# homemade game cart, cheep



## Raymond 1 (Feb 23, 2010)

*Game Cart*

Good idea. Thanks for sharing.
Raymond


----------



## dustoffer (Jan 24, 2009)

Hmmmm--I just tossed an old wheelchair in the trash this week. Maybe those wheels would have been dandy for a cart?


----------



## neo71665 (Jul 26, 2007)

dustoffer said:


> Hmmmm--I just tossed an old wheelchair in the trash this week. Maybe those wheels would have been dandy for a cart?

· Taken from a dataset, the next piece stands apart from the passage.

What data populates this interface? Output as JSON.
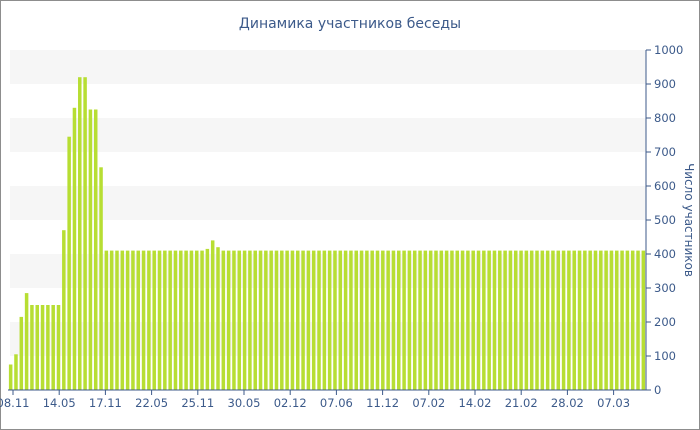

IMHO those are the best wheels for a cart.


----------



## Drawin Deadly (Jan 15, 2009)

*Any suggestions for this?*

It is a golf bag cart.


----------



## SCBOWHUNTER903 (Jan 28, 2010)

that game cart looks good man


----------



## STUDENT-ARCHER (Jun 26, 2009)

*Golf Cart*



Drawin Deadly said:


> It is a golf bag cart.


I've seen several people make archery carts out of those...


----------



## unloaded (Jan 11, 2010)

Drawin Deadly said:


> It is a golf bag cart.


Looks like it could make a great ground blind cart.


----------



## RJPOUTDOORS (Jun 2, 2009)

Great Idea thanks for the great tip.


----------